To this day, no one is certain what exactly was said during the 18 ½ minute gap in a tape of President Richard Nixon reportedly discussing the Watergate break-in with his then Chief of Staff, Bob Haldeman, or who erased it in the first place. Nixon’s secretary claimed to have pushed a wrong button and accidentally recorded over the conversation, but the truth of that statement has always been a source of debate. It’s that question that forms the basis of director Dan Mirvish’s “18 ½,” a twisty comic thriller that invites the viewer to consider a version events where the missing portion of that tape was located.
The story, set amidst the scandal in 1974, centers around Connie (Willa Fitzgerald), a government stenographer who stumbles upon the missing piece of the tape. She decides to bring it to a reporter, Paul (John Magaro), in the hope that he can leak it to the right people, and after meeting at a diner, Paul decides they should pose as a married couple and rendezvous at a shore-side motel—supposedly a quiet place in the off-season—to listen to the tape privately. Naturally, nothing goes as planned, especially after the pair realize that Paul’s reel-to-reel tape player is broken—sending them on a quest to find another one that brings them into contact with a quirky older couple and a group of revolutionary-minded hippies.

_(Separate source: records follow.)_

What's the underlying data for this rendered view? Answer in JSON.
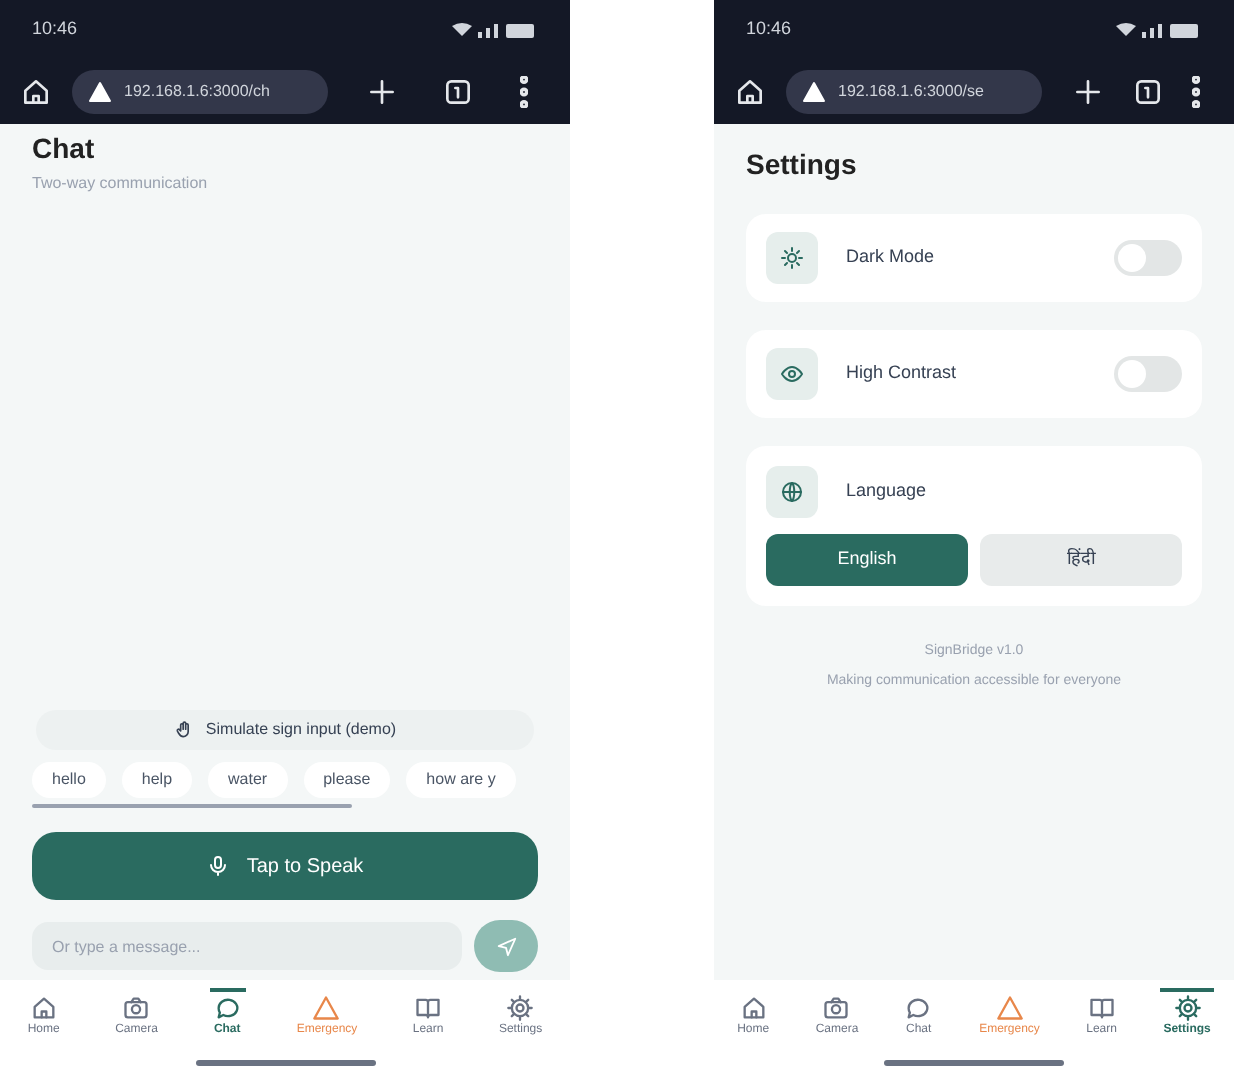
{
  "phones": [
    {
      "kind": "chat",
      "status_bar": {
        "time": "10:46"
      },
      "browser": {
        "url": "192.168.1.6:3000/ch"
      },
      "chat": {
        "title": "Chat",
        "subtitle": "Two-way communication",
        "simulate_button": "Simulate sign input (demo)",
        "chips": [
          "hello",
          "help",
          "water",
          "please",
          "how are y"
        ],
        "speak_button": "Tap to Speak",
        "message_field": {
          "placeholder": "Or type a message..."
        }
      },
      "nav": [
        {
          "label": "Home",
          "selected": false,
          "alert": false
        },
        {
          "label": "Camera",
          "selected": false,
          "alert": false
        },
        {
          "label": "Chat",
          "selected": true,
          "alert": false
        },
        {
          "label": "Emergency",
          "selected": false,
          "alert": true
        },
        {
          "label": "Learn",
          "selected": false,
          "alert": false
        },
        {
          "label": "Settings",
          "selected": false,
          "alert": false
        }
      ]
    },
    {
      "kind": "settings",
      "status_bar": {
        "time": "10:46"
      },
      "browser": {
        "url": "192.168.1.6:3000/se"
      },
      "settings": {
        "title": "Settings",
        "toggles": [
          {
            "label": "Dark Mode",
            "on": false
          },
          {
            "label": "High Contrast",
            "on": false
          }
        ],
        "language": {
          "label": "Language",
          "options": [
            {
              "label": "English",
              "selected": true
            },
            {
              "label": "हिंदी",
              "selected": false
            }
          ]
        },
        "footer": {
          "version": "SignBridge v1.0",
          "tagline": "Making communication accessible for everyone"
        }
      },
      "nav": [
        {
          "label": "Home",
          "selected": false,
          "alert": false
        },
        {
          "label": "Camera",
          "selected": false,
          "alert": false
        },
        {
          "label": "Chat",
          "selected": false,
          "alert": false
        },
        {
          "label": "Emergency",
          "selected": false,
          "alert": true
        },
        {
          "label": "Learn",
          "selected": false,
          "alert": false
        },
        {
          "label": "Settings",
          "selected": true,
          "alert": false
        }
      ]
    }
  ]
}
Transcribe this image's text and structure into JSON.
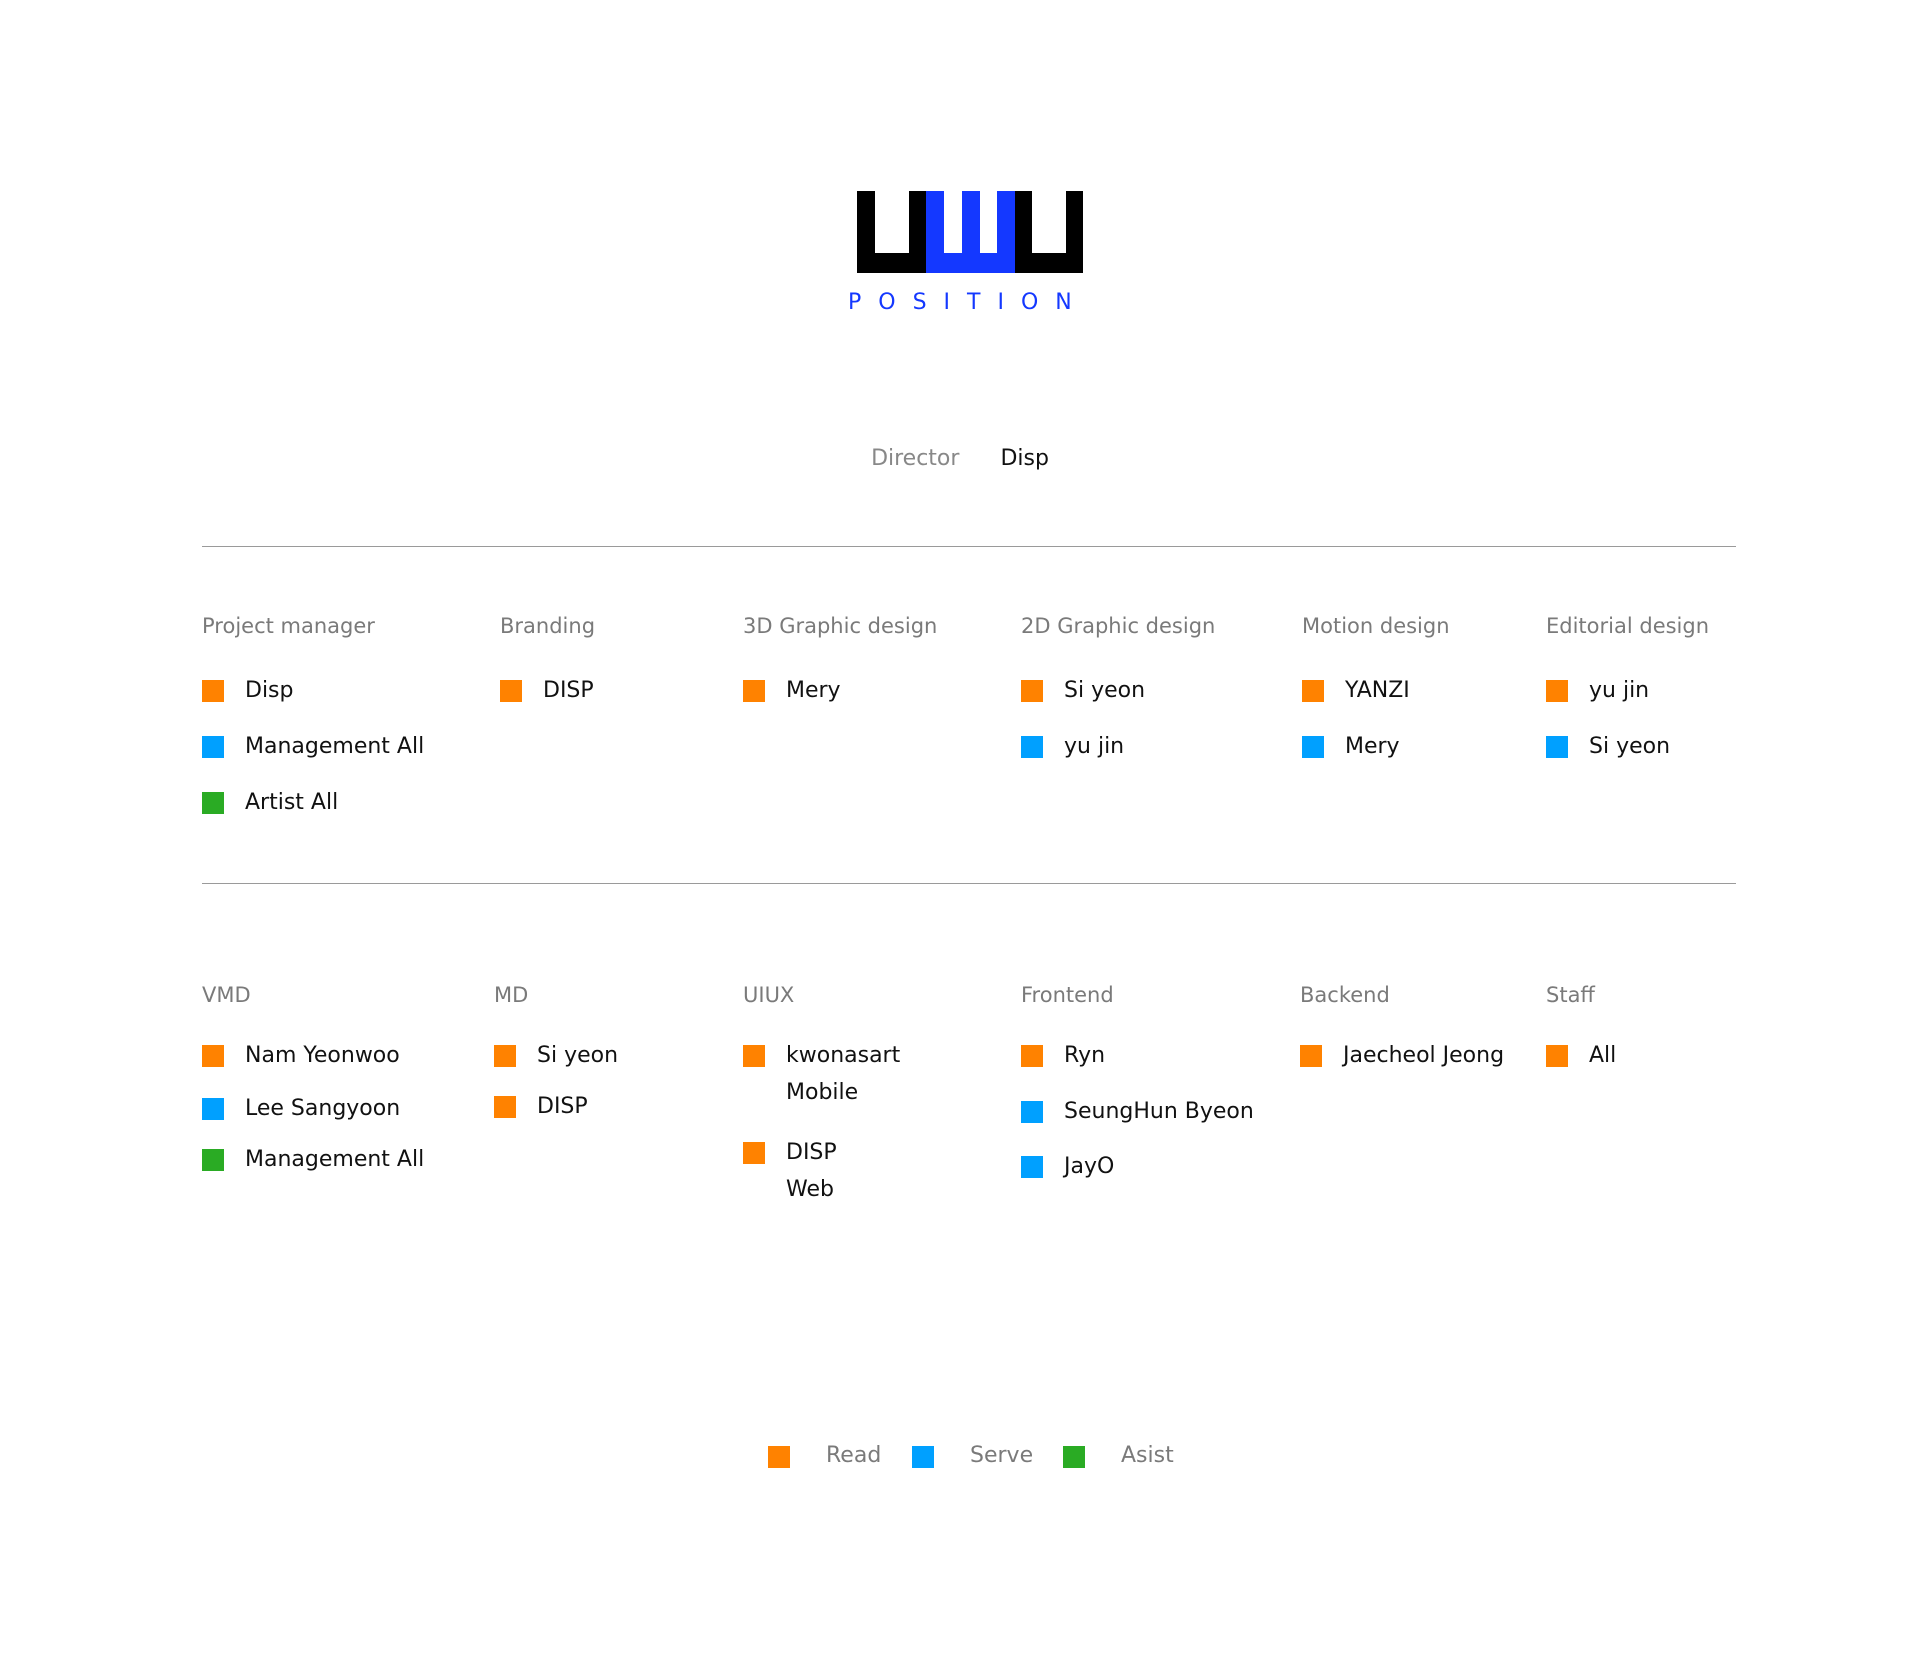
{
  "brand": {
    "logo_icon": "www-bars-logo",
    "position_label": "POSITION"
  },
  "director": {
    "label": "Director",
    "name": "Disp"
  },
  "colors": {
    "read": "#ff8200",
    "serve": "#00a0ff",
    "asist": "#2aab24",
    "logo_black": "#000000",
    "logo_blue": "#1438ff"
  },
  "row1": [
    {
      "title": "Project manager",
      "entries": [
        {
          "name": "Disp",
          "role": "read"
        },
        {
          "name": "Management All",
          "role": "serve"
        },
        {
          "name": "Artist All",
          "role": "asist"
        }
      ]
    },
    {
      "title": "Branding",
      "entries": [
        {
          "name": "DISP",
          "role": "read"
        }
      ]
    },
    {
      "title": "3D Graphic design",
      "entries": [
        {
          "name": "Mery",
          "role": "read"
        }
      ]
    },
    {
      "title": "2D Graphic design",
      "entries": [
        {
          "name": "Si yeon",
          "role": "read"
        },
        {
          "name": "yu jin",
          "role": "serve"
        }
      ]
    },
    {
      "title": "Motion design",
      "entries": [
        {
          "name": "YANZI",
          "role": "read"
        },
        {
          "name": "Mery",
          "role": "serve"
        }
      ]
    },
    {
      "title": "Editorial design",
      "entries": [
        {
          "name": "yu jin",
          "role": "read"
        },
        {
          "name": "Si yeon",
          "role": "serve"
        }
      ]
    }
  ],
  "row2": [
    {
      "title": "VMD",
      "entries": [
        {
          "name": "Nam Yeonwoo",
          "role": "read"
        },
        {
          "name": "Lee Sangyoon",
          "role": "serve"
        },
        {
          "name": "Management All",
          "role": "asist"
        }
      ]
    },
    {
      "title": "MD",
      "entries": [
        {
          "name": "Si yeon",
          "role": "read"
        },
        {
          "name": "DISP",
          "role": "read"
        }
      ]
    },
    {
      "title": "UIUX",
      "entries": [
        {
          "name": "kwonasart",
          "sub": "Mobile",
          "role": "read"
        },
        {
          "name": "DISP",
          "sub": "Web",
          "role": "read"
        }
      ]
    },
    {
      "title": "Frontend",
      "entries": [
        {
          "name": "Ryn",
          "role": "read"
        },
        {
          "name": "SeungHun Byeon",
          "role": "serve"
        },
        {
          "name": "JayO",
          "role": "serve"
        }
      ]
    },
    {
      "title": "Backend",
      "entries": [
        {
          "name": "Jaecheol Jeong",
          "role": "read"
        }
      ]
    },
    {
      "title": "Staff",
      "entries": [
        {
          "name": "All",
          "role": "read"
        }
      ]
    }
  ],
  "legend": [
    {
      "label": "Read",
      "role": "read"
    },
    {
      "label": "Serve",
      "role": "serve"
    },
    {
      "label": "Asist",
      "role": "asist"
    }
  ]
}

“18 ½,” with a screenplay by Daniel Moya from a story by Mirvish and Moya, manages to feel completely plausible and utterly ridiculous. Portions of the story are almost Hitchcockian, in the way it follows a normal, innocent person unwittingly getting swept up in a massive conspiracy, and also in the way humor plays a role without ever detracting from the suspense. From the start, a solid dynamic is established between Connie and Paul, with her appearing just a tad more level-headed and resourceful than he is. The tension between the pair as they butt heads over their predicament, thanks partially to the script and partially to the strong performances from Fitzgerald and Magaro, manifests itself in a sizzling bit of chemistry that becomes almost more fascinating to watch unfold that the conspiracy they are unraveling. The bulk of the humor is derived from their interactions with those around them as they struggle to make their mission work as some zany personalities get in their way. First, it’s Richard Kind’s delightful turn as Jack, the talky, one-eyed proprietor of the Silver Sands Motel where the pair stay at to listen to the tape. Then, there is a group of bread-obsessed hippies (played by Sullivan Jones, Claire Saunders, and Alanna Saunders) bent on revolution. And, most notably, there’s an older couple who frequent the motel, Samuel (Vondie Curtis Hall) and Lena (Catherine Curtain). It’s the encounter with this couple, who invite the younger pair over for dinner, that constitutes the bulk of the movie, and their increasingly bizarre gathering slows the film down and overstays its welcome just a bit. But as light as the film is up to this point, this sequence is an integral setup for a climax filled with the sort of twists and turns one would expect from a political thriller.
Mirvish and his crew also successfully take a historical event with a lot of moving parts and bring it down to a small scale, with the bulk of the action occurring in just one location with only a handful of different characters. This serves to make the conflict feel more immediate and compelling, and not unlike the paranoia-driven thrillers that dominated 70s American cinema, regardless of the amount of preexisting knowledge the viewer has of Watergate. “18 ½” reflects its mid-1970s setting in its production design and costumes as well as in the filmmaking itself, and Luis Guerra’s bossa nova-inspired score lends it all a light touch. One of the most delightful parts of “18 ½” is hearing an imagined version of the missing audio, with Bruce Campbell, Jon Cryer, and Ted Raimi providing strong vocal performances as Nixon, Haldeman, and General Al Haig. “18 ½” is a clever indie period piece that, the passage of almost 50 years since Watergate allowing for reflection and insight, has a lot of fun playing around with alternate histories, and for the audience, it’s equally as fun to play along.
“18 ½” opens in select theaters May 27, and will be available to watch on demand starting July 5. Runtime: 89 minutes. Rated PG-13.